After that, if you can spring for a sandblasting cabinet and the accessories that go with it, you will have a great tool for removing rust and paint and getting down to bare clean metal in a hurry. But if you don’t want to go to that much trouble and expense, there are other ways to proceed. The first and least expensive is to mix up a brew of crystal drain cleaner and hot water. Don’t get the liquid type drain cleaner because it won’t work. Use four cans of Drano to a washtub of hot water from the tap.

Be aware that this caustic brew will attack your skin and burn you if you get it on you. Work outdoors in a restricted area away from pets and children. Just drop your oily old parts in the tub and give the concoction about 20 minutes to work. It will remove grease and paint and leave you with bright clean metal, though it will not remove rust. Crystal drain cleaner will work on big parts and small depending on the size of your container and how much drain cleaner you put in.

Crystal drain cleaner and RustOleum
Crystal drain cleaner and hot water are great for removing grease and paint. RustOleum is excellent for painting chassis parts.

As for rust, there are products like POR15 that will turn rust into crust and stop its progress, which is good for hard-to-reach places, but the optimum situation before repainting parts is to have clean, bright rust-free metal. Media blasting will remove rust, as will sandpaper and wire wheels. But whatever you do, don’t paint over even the lightest surface rust because it will eventually rear its ugly head and be nastier than ever.

Die grinder and wire wheel
A die grinder and wire wheel will remove rust and paint quickly.

Once your parts are down to clean bare metal, use a good metal etching solution to develop an adherence “tooth” for the paint. And as soon as the parts are dry, shoot on a coat of primer, and then paint them so new rust won’t have a chance to develop. I particularly like Rust-Oleum semi-gloss enamel for this purpose because it has excellent rust-preventive properties. You can shoot RustOleum with a spray gun or even rattle cans and it will hold up well for years.

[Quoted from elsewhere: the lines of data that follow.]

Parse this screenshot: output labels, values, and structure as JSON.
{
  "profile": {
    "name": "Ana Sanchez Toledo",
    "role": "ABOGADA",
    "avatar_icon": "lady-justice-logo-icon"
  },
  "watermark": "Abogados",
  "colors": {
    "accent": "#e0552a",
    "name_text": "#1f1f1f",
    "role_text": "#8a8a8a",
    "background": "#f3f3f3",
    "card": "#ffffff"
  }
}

To get paint off of body panels, you will need a good stripper such as Klean Strip Aircraft Paint Remover (kleanstrip. com). Have plenty of old newspaper on hand to wipe things up, and have a water supply nearby. Make sure you work in a well-ventilated area secure from pets and children, and put those Marlboros on the shelf. Put on neoprene gloves, goggles and a mask and you are ready to go.

The more paint that is on the car, the longer it takes to strip it. Slop on the stripper in a heavy coat, and don’t brush back through it. Now be patient. The stripper will take about 15 minutes at 70 degrees, but will take longer in colder weather, or you may have to put sandwich wrap over it in hot weather to keep it from evaporating too soon.

Thick coat of stripper
Slop on a thick coat of stripper and let it work for at least 15 minutes before scraping.

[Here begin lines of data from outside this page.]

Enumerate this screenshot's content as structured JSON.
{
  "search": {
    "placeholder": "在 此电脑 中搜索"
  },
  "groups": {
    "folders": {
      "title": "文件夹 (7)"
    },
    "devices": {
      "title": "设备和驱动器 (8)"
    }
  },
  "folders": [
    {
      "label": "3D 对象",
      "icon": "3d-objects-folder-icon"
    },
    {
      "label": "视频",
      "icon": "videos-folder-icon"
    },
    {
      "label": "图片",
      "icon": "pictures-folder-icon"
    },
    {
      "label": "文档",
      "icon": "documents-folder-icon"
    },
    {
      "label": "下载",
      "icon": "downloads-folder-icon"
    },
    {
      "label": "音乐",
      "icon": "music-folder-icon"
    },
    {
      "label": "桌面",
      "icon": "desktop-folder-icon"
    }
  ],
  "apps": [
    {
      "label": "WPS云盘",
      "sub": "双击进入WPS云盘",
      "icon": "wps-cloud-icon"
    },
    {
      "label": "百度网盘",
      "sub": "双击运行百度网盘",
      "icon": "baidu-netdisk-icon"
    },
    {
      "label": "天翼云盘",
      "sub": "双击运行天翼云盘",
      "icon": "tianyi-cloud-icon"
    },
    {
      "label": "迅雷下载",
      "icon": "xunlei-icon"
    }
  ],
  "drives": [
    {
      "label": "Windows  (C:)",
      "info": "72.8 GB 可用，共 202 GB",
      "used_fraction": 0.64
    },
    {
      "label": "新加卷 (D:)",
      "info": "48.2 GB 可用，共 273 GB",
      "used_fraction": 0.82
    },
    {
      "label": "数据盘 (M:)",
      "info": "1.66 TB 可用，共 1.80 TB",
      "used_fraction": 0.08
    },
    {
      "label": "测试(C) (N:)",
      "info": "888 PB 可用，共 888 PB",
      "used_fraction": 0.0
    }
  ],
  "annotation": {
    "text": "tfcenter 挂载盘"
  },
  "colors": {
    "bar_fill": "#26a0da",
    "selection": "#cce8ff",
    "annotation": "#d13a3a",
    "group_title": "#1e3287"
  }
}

Scrape the paint off with body filler spreaders or a putty knife, and use coarse steel wool in stubborn places. String is good for getting down into grooves. When the car is completely stripped of paint, rinse it thoroughly to flush away all of the stripper, as it will ruin your new paint job if you don’t remove it.

Body filler spreader
Body filler spreaders are good for removing paint and won’t scratch metal underneath.

Aircraft stripper ruins plastic filler so all of that will have to be removed too. A propane torch and a little heat will soften it and then you can just pop it out with a putty knife. Again, once the part is dry, apply metal prep and then give it a coat of waterproof primer as soon as possible. Stripped bare metal can flash over with rust in as little as an hour in humid weather.

Propane torch and a putty knife
A propane torch and a putty knife will remove plastic filler.